Never trust model output blindly.

🧠 Simple Definition (Word-for-word)

Plan for fallback.


âš¡ Super Simple Line

Use timeouts, retries with backoff, circuit breakers, and clear error handling in the UI.


âš¡ Key Details & Explanation

Plan for fallback. Use timeouts, retries with backoff, circuit breakers, and clear error handling in the UI. For critical paths, keep a secondary provider or cheaper backup model, though responses may differ so test prompt portability. Log provider latency, error rates, and token usage separately so you can detect degradation quickly. In production, graceful degradation is better than a hard outage.


âš¡ One-line Interview Answer

Plan for fallback.

🧠 Simple Definition (Word-for-word)

Main concerns: sending sensitive data to third-party models, prompt injection from untrusted content, data retention policies, and leaking secrets through tool use.


âš¡ Super Simple Line

Mitigations: redact or avoid PII where possible, isolate tool permissions, validate tool inputs and outputs, use allowlists for actions, and understand your model provider's retention settings.

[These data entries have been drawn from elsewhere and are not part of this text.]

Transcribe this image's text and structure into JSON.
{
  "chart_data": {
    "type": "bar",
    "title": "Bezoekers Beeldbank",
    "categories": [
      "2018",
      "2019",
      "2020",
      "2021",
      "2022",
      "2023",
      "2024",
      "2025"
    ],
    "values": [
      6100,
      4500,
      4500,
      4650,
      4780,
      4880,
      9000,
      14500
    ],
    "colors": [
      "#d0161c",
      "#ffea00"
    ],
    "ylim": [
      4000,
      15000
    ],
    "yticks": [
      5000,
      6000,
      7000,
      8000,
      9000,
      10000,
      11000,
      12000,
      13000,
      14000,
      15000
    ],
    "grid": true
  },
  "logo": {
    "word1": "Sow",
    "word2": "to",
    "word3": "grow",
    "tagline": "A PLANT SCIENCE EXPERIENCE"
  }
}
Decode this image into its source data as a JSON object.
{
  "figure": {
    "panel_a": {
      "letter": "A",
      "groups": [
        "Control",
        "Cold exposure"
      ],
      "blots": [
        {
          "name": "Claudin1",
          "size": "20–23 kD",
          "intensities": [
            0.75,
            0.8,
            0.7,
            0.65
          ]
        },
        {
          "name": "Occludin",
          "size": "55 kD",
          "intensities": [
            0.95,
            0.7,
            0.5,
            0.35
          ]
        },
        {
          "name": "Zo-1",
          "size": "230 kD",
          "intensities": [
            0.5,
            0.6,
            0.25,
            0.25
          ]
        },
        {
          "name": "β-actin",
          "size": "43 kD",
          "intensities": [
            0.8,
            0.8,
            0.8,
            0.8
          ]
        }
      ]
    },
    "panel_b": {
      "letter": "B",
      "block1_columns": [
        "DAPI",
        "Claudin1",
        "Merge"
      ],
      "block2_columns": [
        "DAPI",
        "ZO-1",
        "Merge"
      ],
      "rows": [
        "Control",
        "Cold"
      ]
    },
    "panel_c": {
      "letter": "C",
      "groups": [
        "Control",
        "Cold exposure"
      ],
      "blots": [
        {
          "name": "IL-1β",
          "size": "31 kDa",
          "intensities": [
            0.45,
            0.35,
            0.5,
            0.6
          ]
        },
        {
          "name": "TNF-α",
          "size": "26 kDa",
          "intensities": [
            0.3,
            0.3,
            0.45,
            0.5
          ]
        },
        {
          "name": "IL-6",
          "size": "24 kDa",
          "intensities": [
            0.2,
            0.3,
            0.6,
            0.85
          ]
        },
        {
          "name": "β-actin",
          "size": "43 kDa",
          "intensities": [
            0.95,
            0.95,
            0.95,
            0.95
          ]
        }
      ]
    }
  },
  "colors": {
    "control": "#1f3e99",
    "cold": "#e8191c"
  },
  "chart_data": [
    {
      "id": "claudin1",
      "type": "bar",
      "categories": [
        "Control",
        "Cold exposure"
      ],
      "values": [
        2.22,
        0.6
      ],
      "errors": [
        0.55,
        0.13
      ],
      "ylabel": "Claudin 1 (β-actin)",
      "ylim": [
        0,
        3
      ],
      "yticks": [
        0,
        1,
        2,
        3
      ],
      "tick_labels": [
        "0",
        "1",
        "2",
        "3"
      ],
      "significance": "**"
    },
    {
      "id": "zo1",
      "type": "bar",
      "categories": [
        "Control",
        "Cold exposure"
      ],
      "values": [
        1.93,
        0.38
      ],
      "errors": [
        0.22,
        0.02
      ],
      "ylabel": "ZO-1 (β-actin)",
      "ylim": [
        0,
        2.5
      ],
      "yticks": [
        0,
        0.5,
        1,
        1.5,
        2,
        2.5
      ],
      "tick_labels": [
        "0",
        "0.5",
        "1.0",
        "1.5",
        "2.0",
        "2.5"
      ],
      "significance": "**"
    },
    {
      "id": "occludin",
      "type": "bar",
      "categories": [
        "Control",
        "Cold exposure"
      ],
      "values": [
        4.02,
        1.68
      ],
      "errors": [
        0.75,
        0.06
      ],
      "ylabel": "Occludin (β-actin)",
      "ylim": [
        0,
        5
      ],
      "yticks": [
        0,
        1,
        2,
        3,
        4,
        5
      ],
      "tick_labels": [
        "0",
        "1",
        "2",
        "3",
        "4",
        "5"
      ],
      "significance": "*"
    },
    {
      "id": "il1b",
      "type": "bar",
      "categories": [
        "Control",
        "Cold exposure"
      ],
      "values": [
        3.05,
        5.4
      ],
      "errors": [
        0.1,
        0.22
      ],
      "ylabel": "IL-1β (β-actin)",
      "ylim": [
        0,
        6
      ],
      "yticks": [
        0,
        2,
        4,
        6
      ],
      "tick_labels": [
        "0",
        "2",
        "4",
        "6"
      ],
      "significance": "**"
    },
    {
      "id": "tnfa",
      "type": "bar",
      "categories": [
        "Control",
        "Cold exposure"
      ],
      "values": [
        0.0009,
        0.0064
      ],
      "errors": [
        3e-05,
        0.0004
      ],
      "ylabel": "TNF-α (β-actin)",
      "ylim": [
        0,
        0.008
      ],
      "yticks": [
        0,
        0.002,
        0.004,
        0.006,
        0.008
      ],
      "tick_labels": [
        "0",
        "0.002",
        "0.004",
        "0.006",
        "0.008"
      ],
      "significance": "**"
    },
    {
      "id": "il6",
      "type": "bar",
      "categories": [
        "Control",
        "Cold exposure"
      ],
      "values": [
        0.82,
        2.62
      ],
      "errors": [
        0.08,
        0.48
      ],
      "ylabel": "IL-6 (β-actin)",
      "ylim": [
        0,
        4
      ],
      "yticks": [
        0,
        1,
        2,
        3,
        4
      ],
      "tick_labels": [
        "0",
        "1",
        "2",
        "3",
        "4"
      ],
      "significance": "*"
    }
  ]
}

âš¡ Key Details & Explanation

Main concerns: sending sensitive data to third-party models, prompt injection from untrusted content, data retention policies, and leaking secrets through tool use. Mitigations: redact or avoid PII where possible, isolate tool permissions, validate tool inputs and outputs, use allowlists for actions, and understand your model provider's retention settings. For RAG systems, treat retrieved documents as untrusted input and instruct the model not to follow embedded malicious instructions. The main thing I would emphasize is the threat model: what can an attacker do, and which protection stops that attack. Security answers become stronger when they connect the risk to the mitigation.


âš¡ One-line Interview Answer

Main concerns: sending sensitive data to third-party models, prompt injection from untrusted content, data retention policies, and leaking secrets through tool use.